In December of 2009, after months of severe pain and a feeling of imminent doom, I was diagnosed with severe vitamin D deficiency. My 25(OH)D blood serum level was 4 ng/ml. The simplest explanation for my severe vitamin D deficiency is the extreme photosensitivity that I experience as a result of lupus.

After immersing myself in the new research literature on vitamin D, I decided that the truer explanation was more complex and that I needed to study the broader context of nutrition and health in a structured environment.
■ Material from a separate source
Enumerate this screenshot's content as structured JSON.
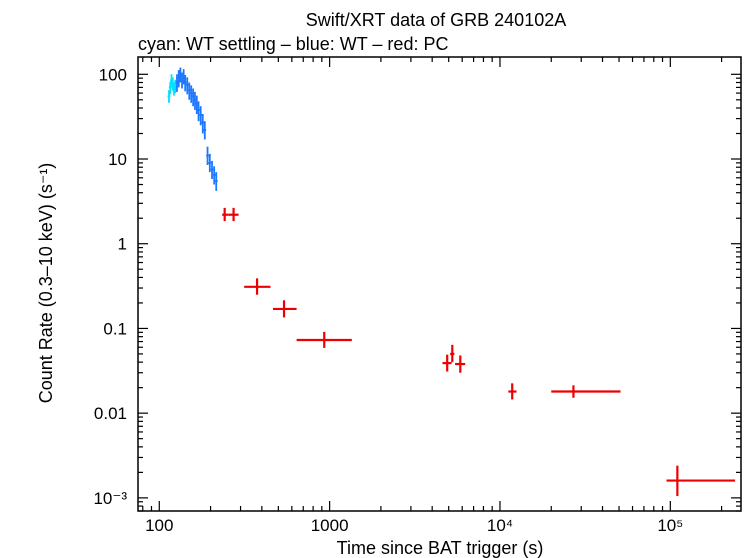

In June of 2013, I took a Master of Science in Health and Nutrition Education, Magna cum Laude, from Hawthorn University.

My thesis, Vitamin D Needs of African Americans during Pregnancy, Lactation, and Early Infancy, represented the strength of my new interest in vitamins D and nutrition and my lifelong commitment to improving the health outcomes of women, infants, and children.
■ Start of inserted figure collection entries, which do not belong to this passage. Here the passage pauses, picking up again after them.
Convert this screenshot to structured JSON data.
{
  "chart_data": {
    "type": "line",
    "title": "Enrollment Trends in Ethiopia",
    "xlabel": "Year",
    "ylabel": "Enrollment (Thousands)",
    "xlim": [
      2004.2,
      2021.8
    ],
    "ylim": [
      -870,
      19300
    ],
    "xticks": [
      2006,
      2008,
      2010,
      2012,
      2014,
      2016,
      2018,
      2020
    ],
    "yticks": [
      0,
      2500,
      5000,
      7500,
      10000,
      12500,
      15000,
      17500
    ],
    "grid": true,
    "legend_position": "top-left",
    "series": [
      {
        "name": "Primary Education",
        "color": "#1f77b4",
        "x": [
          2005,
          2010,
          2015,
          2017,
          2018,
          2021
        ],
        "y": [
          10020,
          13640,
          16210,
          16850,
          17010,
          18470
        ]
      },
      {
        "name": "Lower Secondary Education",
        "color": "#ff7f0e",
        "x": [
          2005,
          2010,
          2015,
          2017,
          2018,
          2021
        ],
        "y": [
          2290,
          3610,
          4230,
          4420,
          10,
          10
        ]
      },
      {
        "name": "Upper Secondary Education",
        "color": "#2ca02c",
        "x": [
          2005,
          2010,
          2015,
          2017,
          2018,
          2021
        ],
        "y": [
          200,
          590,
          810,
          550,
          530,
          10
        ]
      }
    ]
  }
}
I earned a BA (1973), MA (1976), and PhD (1980) in sociology from the University of Illinois at Chicago. I spent 30 years on the faculty of Virginia Commonwealth University (VCU) in Richmond.  As a medical sociologist my primary research interest was racial disparities in health, especially birth outcomes but also in autoimmune diagnoses.These interests come together in vitamin D and nutrition. For 28 years, I was jointly appointed in African American Studies at VCU and on several occasions served as the director of that program.

When I tell people that I am a retired VCU faculty member, they ask me what I taught. I take a deep breath before I recite the list: sociology, anthropology, African American studies, and women’s studies. The courses that I taught most often dealt with some aspect of comparative family systems. Except for graduate courses in sociology, most of the courses that I taught were triple listed. Since retiring from VCU in 2010, I have facilitated several graduate seminars on the role of politics in nutrition. The political is very personal.

I am now largely retired even from health and nutrition education. However, I added DNA genealogy to my list of activities. Then I set out to rehabilitate after surgeries and falls, more than once. After that I concentrated on improving my health through weight loss. Through all of my life experiences, I still have needed to read, write, and reflect. This blog is where I share those activities.

You won’t find perfect grammar because Standard English Vernacular is not my first dialect and because I don’t have great vision. Enjoy and let’s chat. I can handle criticism. Reviewer number two is a friend of mind.